What are epoxy adhesives or "epoxy glue?" Epoxy resins have been in use for decades in industries as diverse as marine, industrial, electrical and aerospace. Epoxies are very versatile adhesives that are suitable for many substrates. Epoxy adhesives tend to be low-odor, viscous liquids or pastes (although self-leveling liquids are available). They are usually packaged in dual cartridges containing two separate components in the unreacted state—one a resin and one a hardener. Different mix ratios may be specified depending on desired final physical properties, and in general the adhesives are less sensitive (compared to some chemistries) to slight variations in mix ratio.
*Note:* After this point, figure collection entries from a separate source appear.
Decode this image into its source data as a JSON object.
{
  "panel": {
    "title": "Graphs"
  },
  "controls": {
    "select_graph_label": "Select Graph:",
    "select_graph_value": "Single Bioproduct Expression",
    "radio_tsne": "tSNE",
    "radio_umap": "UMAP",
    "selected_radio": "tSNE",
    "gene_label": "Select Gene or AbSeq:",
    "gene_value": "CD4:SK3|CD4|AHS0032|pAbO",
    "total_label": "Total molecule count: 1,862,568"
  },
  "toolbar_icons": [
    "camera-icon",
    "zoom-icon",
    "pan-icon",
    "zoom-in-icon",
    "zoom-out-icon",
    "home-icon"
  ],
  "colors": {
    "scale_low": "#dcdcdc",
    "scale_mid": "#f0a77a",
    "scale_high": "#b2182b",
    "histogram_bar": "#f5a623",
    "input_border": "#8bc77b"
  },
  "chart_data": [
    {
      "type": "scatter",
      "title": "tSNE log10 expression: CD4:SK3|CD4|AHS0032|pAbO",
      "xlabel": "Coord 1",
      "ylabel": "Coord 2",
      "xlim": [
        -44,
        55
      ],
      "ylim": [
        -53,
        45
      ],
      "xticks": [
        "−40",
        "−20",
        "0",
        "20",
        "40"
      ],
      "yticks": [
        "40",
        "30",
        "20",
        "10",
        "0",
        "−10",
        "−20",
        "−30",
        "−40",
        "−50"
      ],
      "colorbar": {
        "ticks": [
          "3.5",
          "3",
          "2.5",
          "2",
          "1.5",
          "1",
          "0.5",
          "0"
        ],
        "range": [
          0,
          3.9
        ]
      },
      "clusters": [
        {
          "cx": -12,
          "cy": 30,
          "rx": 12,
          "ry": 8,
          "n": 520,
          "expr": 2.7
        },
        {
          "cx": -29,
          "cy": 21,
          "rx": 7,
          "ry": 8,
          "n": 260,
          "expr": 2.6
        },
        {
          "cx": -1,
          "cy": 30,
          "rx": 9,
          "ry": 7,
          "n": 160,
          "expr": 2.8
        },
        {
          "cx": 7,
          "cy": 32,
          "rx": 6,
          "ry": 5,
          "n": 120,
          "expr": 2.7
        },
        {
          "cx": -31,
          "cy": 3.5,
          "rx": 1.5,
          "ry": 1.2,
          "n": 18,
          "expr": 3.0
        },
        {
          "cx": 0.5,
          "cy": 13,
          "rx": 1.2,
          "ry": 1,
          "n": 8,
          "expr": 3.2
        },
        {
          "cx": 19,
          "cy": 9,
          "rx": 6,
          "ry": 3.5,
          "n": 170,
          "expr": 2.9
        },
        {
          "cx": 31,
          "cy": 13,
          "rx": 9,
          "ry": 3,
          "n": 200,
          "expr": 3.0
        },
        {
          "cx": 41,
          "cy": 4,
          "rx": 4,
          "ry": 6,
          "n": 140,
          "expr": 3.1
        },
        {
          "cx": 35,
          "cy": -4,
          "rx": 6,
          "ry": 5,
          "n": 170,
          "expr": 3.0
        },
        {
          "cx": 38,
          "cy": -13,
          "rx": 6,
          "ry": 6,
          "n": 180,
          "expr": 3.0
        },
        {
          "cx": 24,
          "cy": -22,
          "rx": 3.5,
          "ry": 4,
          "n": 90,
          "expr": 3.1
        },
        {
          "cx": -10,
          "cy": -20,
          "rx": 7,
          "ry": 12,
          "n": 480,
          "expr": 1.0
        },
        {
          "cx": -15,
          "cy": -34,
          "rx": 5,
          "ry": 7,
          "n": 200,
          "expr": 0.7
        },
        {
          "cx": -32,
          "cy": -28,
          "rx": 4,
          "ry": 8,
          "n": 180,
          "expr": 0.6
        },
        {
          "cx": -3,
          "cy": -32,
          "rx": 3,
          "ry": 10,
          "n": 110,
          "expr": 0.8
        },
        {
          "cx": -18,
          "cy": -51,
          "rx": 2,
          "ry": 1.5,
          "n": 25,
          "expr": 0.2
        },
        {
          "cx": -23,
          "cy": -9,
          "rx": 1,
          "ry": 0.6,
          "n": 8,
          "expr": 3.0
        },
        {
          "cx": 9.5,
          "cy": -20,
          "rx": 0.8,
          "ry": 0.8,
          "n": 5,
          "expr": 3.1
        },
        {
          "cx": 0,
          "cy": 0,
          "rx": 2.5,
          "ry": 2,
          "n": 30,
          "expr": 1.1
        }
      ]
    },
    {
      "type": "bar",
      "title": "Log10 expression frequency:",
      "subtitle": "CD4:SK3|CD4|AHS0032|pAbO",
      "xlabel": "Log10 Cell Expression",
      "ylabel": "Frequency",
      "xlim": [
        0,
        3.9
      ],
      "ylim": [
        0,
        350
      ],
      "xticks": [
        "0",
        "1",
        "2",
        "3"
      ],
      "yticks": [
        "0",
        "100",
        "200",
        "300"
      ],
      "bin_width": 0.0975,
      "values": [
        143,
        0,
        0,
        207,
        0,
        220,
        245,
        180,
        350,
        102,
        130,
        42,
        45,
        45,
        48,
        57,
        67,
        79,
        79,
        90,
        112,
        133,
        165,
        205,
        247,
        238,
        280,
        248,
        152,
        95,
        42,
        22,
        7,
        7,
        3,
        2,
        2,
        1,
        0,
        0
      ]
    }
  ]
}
Advantages to Using Epoxy Adhesives
Epoxies offer long open times, which allows for repositioning and assembly of complex shapes, and are relatively unaffected by humidity while curing. They have excellent chemical resistance and good high temperature strength, being chemically stable up to 125°C (250°F) and some even to 200°C (400°F). They have high tensile strength. Their formulations can also be thermally and/or electrically conductive and flame retardant.
8 Uses for Bonding with Epoxies (Epoxy Substrates):
- Plastics: Thermoplastic Polyurethane (TPU) & Thermoplastic Elastomer (TPE)
- Prepared Metals
- Bare Metals
4 Things to Know About Epoxy Adhesives:
- Epoxy-based structural adhesives adhere to the widest variety of materials, including bare metals, prepared metals, plastics, composites, concrete, wood, rubber and foam.
- The final properties of epoxy adhesives develop within 24 hours at room temperature, but their cure rates can be accelerated dramatically with heat.
- Epoxies have relatively low elongation and are often considered rigid (stiff/not flexible) in comparison to acrylics and urethanes.
- Storing epoxy adhesives are easy and should be kept at room temperature. If stored in a cooler location, you will need to let the product come to room temperature before dispensing.